Der Krieg dieses Großen war Algerien, zu dem er am Ende seines Schaffens zurückkehrt. Keine 100 Seiten braucht Volkoff, um spannend wie ein Kriminalroman in La Grenade bis zum lakonisch-bitteren Ende die Spur einer gestohlenen Handgranate zu beschreiben; und während diese von Hand zu Hand geht anhand archetypischer Akteure ein schon damals müdes Europa, seine Verächter im Inneren und islamistisch-terroristische Gegner von außerhalb: Nach Jahrzehnten der erste Volkoff auf Deutsch, bei Karolinger; diverse Großverlage hatten ihren entsprechenden Publikumserfolgen bezeichnenderweise keine weiteren Übersetzungen folgen lassen.

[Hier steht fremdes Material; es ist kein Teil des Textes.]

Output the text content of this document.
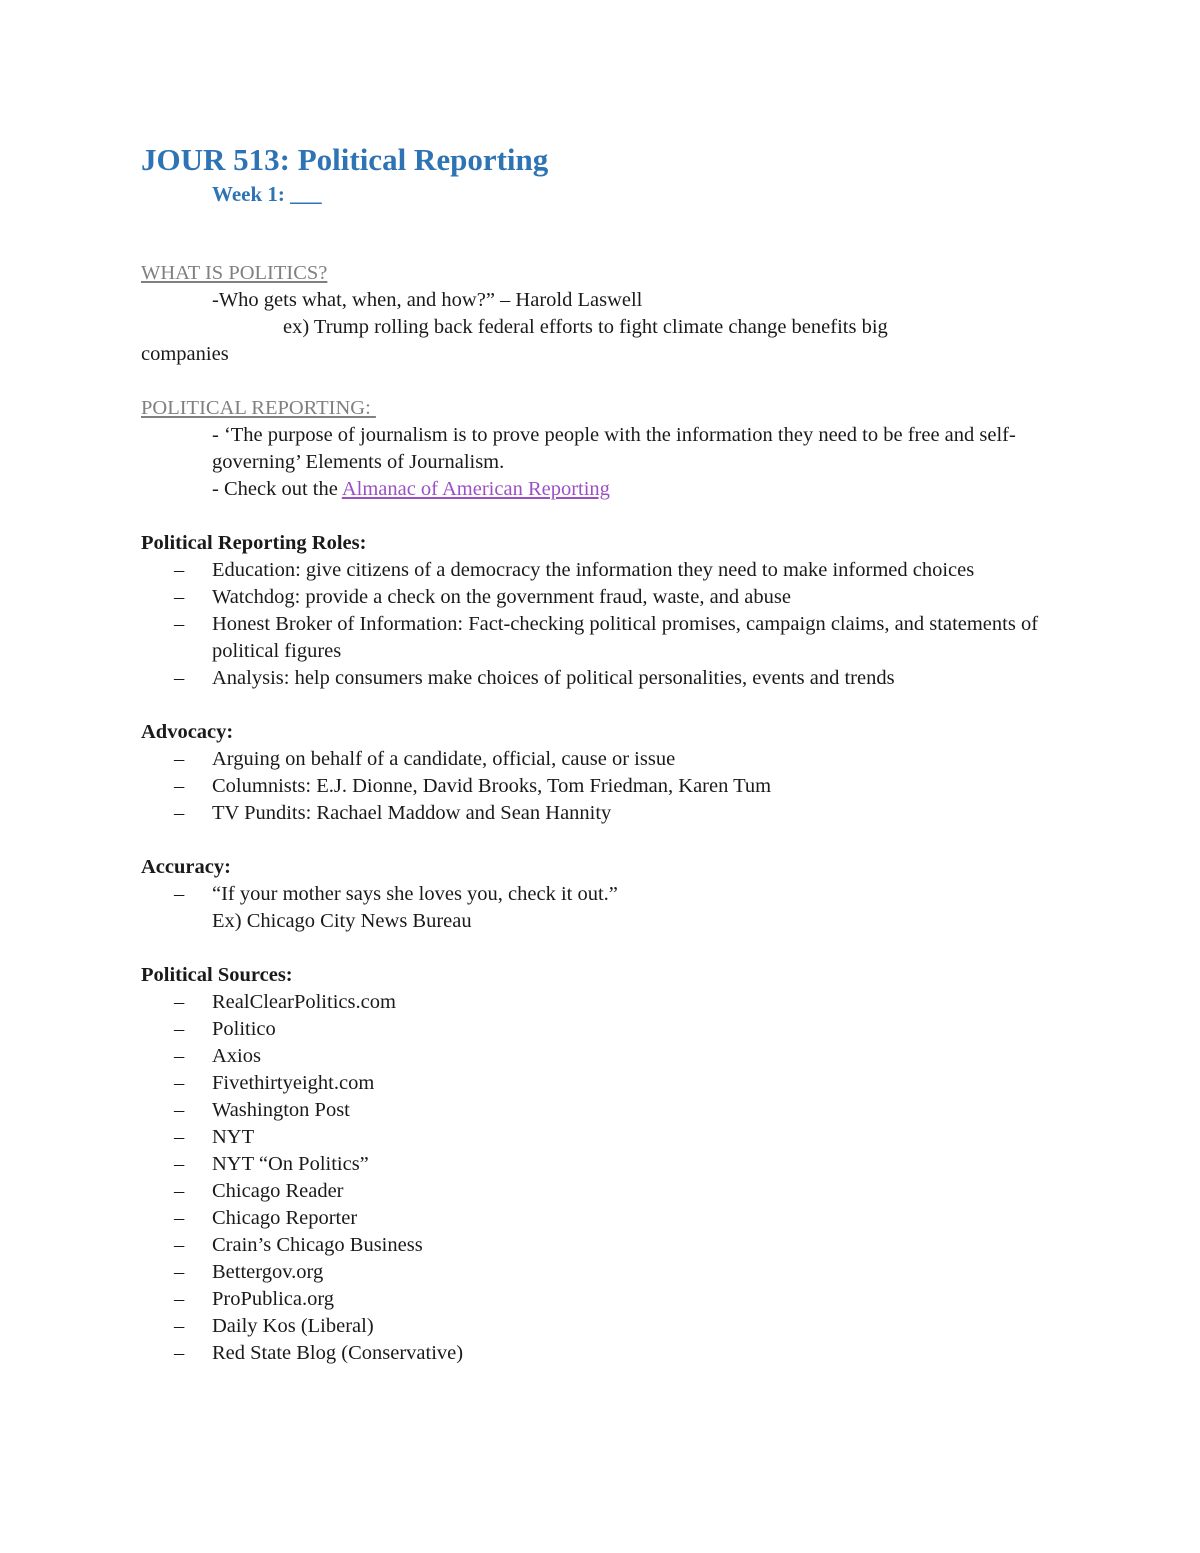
JOUR 513: Political Reporting
Week 1: ___

WHAT IS POLITICS?

-Who gets what, when, and how?” – Harold Laswell

ex) Trump rolling back federal efforts to fight climate change benefits big

companies

POLITICAL REPORTING:

- ‘The purpose of journalism is to prove people with the information they need to be free and self-governing’ Elements of Journalism.

- Check out the Almanac of American Reporting

Political Reporting Roles:

– Education: give citizens of a democracy the information they need to make informed choices
– Watchdog: provide a check on the government fraud, waste, and abuse
– Honest Broker of Information: Fact-checking political promises, campaign claims, and statements of political figures
– Analysis: help consumers make choices of political personalities, events and trends

Advocacy:

– Arguing on behalf of a candidate, official, cause or issue
– Columnists: E.J. Dionne, David Brooks, Tom Friedman, Karen Tum
– TV Pundits: Rachael Maddow and Sean Hannity

Accuracy:

– “If your mother says she loves you, check it out.”

Ex) Chicago City News Bureau

Political Sources:

– RealClearPolitics.com
– Politico
– Axios
– Fivethirtyeight.com
– Washington Post
– NYT
– NYT “On Politics”
– Chicago Reader
– Chicago Reporter
– Crain’s Chicago Business
– Bettergov.org
– ProPublica.org
– Daily Kos (Liberal)
– Red State Blog (Conservative)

Der Wahlspruch der Volkoffs lautete »Der Turm stürzt ein, aber ergibt sich nicht« – und seinem Freund Vladimir rief Jean Raspail nach: »Die Bruderschaft ist konsterniert. Ich spreche von jener winzigen ›Heiligen Schar‹ französischer Schriftsteller und Romanciers, die an den äußersten literarischen Rändern unseres alten Europa das Feuer noch erwidern. Unermeßlich ist die Front, und wir sind so wenige; und nun läßt Ihr Tod ganze Abschnitte der Mauer, wo Sie unermüdlich patrouillierten, fast ungeschützt zurück. […] Dieser Brief ist der letzte. Sie werden ihn dort oben lesen, im Frieden der Ewigkeit. Auf eine gewisse Weise beneide ich Sie: Sie wissen jetzt, warum Sie recht hatten«.